Ornithologie du Canada, 1ère partie/La Perdrix d’épinette ou de savane


Atelier typographique de J. T. Brousseau (p. 311-313).

LA PERDRIX D’ÉPINETTE OU DE SAVANE.[1]
(Spruce Partridge — Canada Grouse.)


Cet oiseau qui est le coq de Bruyère du Canada est bien moins commun en cette Province que l’autre espèce ; quoiqu’au dire du Docteur Richardson, il abonde dans toutes ces épaisses savanes d’épinette noire depuis le Canada à la mer arctique. On a trouvé ces perdrix pendant les hivers les plus rigoureux jusqu’au 67e degré : Townsend, les a vues dans les Montagnes Rocheuses. La Perdrix de savane couve en Canada en juin ; les individus diffèrent beaucoup quant au plumage, dans les différentes latitudes ; leur plumage est plus éclatant dans l’État du Maine qu’au Labrador : cette différence existe aussi chez la Perdrix ordinaire, au point que les individus de l’État du Kentucky et autres localités du Sud-Ouest, paraissent une tout autre espèce que ceux des États du Nord et de l’Est. La Perdrix de savane est un excellent baromètre, pour indiquer les variations de température, la pluie et l’orage ; le jour qui précède les changements, ces oiseaux se hâtent de gagner leurs perchoirs plusieurs heures avant l’ordinaire. « J’ai remarqué dit Audubon, que lorsque la même bande continue à rechercher sa nourriture longtemps après le coucher du soleil, mes espérances d’un beau lendemain n’étaient jamais déçues ; mais je pense que cette prescience est commune à toute la famille des gallinacés. »

Les mâles, au printemps, cherchent à capter l’attention des femelles, par les mêmes allures, la pompe et l’appel (drumming) de la perdrix ordinaire : ce bruit d’ailes est même plus sonore, chez cette espèce que chez l’autre. La femelle niche sous les branches horizontales et basses des épinettes : ce nid composé de branches sèches, de mousse de feuilles sèches, est caché avec soin ; la ponte varie de huit à quatorze œufs, fauve foncé, tachetés irrégulièrement de barres brunes.

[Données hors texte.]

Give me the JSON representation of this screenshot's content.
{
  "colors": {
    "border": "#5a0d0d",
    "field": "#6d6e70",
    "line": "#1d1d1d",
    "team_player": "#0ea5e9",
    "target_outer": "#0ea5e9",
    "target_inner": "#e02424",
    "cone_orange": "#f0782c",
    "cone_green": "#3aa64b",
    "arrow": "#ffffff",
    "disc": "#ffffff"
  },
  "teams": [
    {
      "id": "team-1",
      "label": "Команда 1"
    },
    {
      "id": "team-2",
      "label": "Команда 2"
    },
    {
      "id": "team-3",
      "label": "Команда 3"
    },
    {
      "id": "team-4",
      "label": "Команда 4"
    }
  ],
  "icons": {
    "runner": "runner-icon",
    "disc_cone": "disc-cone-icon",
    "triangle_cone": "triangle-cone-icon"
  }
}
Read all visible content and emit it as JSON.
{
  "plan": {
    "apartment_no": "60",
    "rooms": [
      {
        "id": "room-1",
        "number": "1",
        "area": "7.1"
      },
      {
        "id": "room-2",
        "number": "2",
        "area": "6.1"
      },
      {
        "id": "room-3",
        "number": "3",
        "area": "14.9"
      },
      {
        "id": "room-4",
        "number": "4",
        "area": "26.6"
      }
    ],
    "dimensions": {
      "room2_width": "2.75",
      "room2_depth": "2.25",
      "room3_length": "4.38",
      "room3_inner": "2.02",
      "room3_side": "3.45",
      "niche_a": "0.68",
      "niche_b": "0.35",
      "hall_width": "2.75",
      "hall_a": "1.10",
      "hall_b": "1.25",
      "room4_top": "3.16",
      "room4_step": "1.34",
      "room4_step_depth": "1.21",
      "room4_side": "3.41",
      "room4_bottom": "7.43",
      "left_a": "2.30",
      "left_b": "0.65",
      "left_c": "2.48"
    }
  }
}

Ils n’élèvent qu’une seule famille et les jeunes sont en état de suivre les vieux dès qu’ils sont nés. Dès que l’incubation a commencé, les mâles se séparent des femelles et ne les rejoignent qu’à la fin de l’automne : ils n’habitent même pas les mêmes bois pendant ce temps, et sont plus méfiants et plus farouches que pendant la saison des amours ou pendant l’hiver. Ces oiseaux ont la même dégaine que l’autre espèce ; mais ils ne hochent pas la queue et ne se cachent pas dans la neige comme la précédente : au contraire, quand ils sont poursuivis, ils gagnent les arbres. Il faut plus que l’aboiement d’un chien de chasse pour les faire déguerpir et une fois lancés, ils font entendre leur cri cluck, qu’ils répètent en se posant sur l’arbre voisin. En hiver, on les prend facilement, ils ne sont pas méfiants. Ils sont peu communs au Labrador où les Lagopèdes ou Perdrix blanches les remplacent.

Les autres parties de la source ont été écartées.